Setrika arang umurnya panjang, karena jarang sekali rusak. Perawatannya juga sangat mudah. Setiap selesai digunakan, rongga setrika dibersihkan dari abu sisa pembakaran arang, lalu dilap sampai bersih dan disimpan sampai waktunya digunakan kembali. Abah mempunyai dua setrika yang biasa digunakan dalam pekerjaannya sebagai seorang dobi, satu setrika besar dengan berat kosong sekitar tiga kilogram, dan satu lagi setrika yang lebih besar. 

Banyak orang suka dengan bau khas arang terbakar. Tapi ada pula yang tidak menyukainya. Salah satu cara Abah mengurangi bau arang melekat pada pakaian ialah dengan menyetrika di ruang terbuka. Abah mempunyai tempat setrika khusus di tepas, beranda rumah yang terbuka. Dengan demikian sirkulasi udara membuat aroma arang ataupun bau asap tidak terperangkap terlalu lama dalam ruangan, dan tidak melekat pada pakaian yang disetrika. Ruangan terbuka juga membuat udara tidak terlalu panas, karena pekerjaan menyetrika apalagi dengan menggunakan bara arang bisa membuat badan gerah, ditambah dengan ukuran setrika yang besar yang tentu saja memerlukan tenaga ekstra untuk menggunakannya. 

Setrika sendiri sudah ada sejak peradaban China. Berawal dari digunakannya panik logam yang berisi udara panas untuk menghaluskan pakaian. Lalu pada abad ke-17 di Eropa digunakan lembaran besi dengan pegangan yang dipanaskan di atas api, mungkin istilah bahasa Sunda yang tepat untuk ini adalah dideangkeun.
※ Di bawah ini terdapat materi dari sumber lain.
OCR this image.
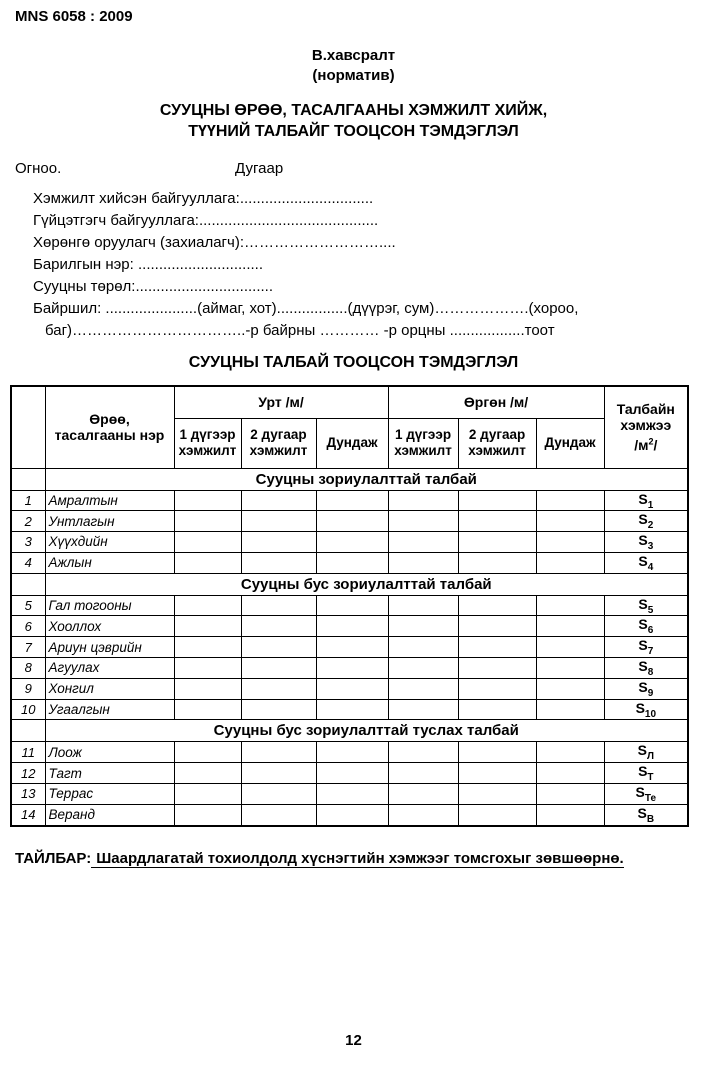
MNS 6058 : 2009
В.хавсралт
(норматив)
СУУЦНЫ ӨРӨӨ, ТАСАЛГААНЫ ХЭМЖИЛТ ХИЙЖ,
ТҮҮНИЙ ТАЛБАЙГ ТООЦСОН ТЭМДЭГЛЭЛ
Огноо.	Дугаар
Хэмжилт хийсэн байгууллага:................................
Гүйцэтгэгч байгууллага:...........................................
Хөрөнгө оруулагч (захиалагч):………………………....
Барилгын нэр: ..............................
Сууцны төрөл:.................................
Байршил: ......................(аймаг, хот).................(дүүрэг, сум)……………….(хороо,
баг)……………………………..-р байрны ………… -р орцны ..................тоот
СУУЦНЫ ТАЛБАЙ ТООЦСОН ТЭМДЭГЛЭЛ
	Өрөө, тасалгааны нэр	Урт /м/			Өргөн /м/			Талбайн
хэмжээ
$/м^2/$
		1 дүгээр хэмжилт	2 дугаар хэмжилт	Дундаж	1 дүгээр хэмжилт	2 дугаар хэмжилт	Дундаж	
	Сууцны зориулалттай талбай							
1	Амралтын							$S_1$
2	Унтлагын							$S_2$
3	Хүүхдийн							$S_3$
4	Ажлын							$S_4$
	Сууцны бус зориулалттай талбай							
5	Гал тогооны							$S_5$
6	Хооллох							$S_6$
7	Ариун цэврийн							$S_7$
8	Агуулах							$S_8$
9	Хонгил							$S_9$
10	Угаалгын							$S_{10}$
	Сууцны бус зориулалттай туслах талбай							
11	Лоож							$S_Л$
12	Тагт							$S_Т$
13	Террас							$S_{Те}$
14	Веранд							$S_В$
ТАЙЛБАР: Шаардлагатай тохиолдолд хүснэгтийн хэмжээг томсгохыг зөвшөөрнө.
12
Sampai akhirnya pada saat ini muncul setrika yang lebih praktis, ringanm dan lebih mudah diatur suhunya sesuai kebutuhan.

Alat pelicin pakaian ini di Indonesia dikenal dengan nama setrika, berasal dari bahasa Belanda yaitu strijkijzer yang berarti menghilangkan kerutan dari baju dengan alat yang dipanaskan. 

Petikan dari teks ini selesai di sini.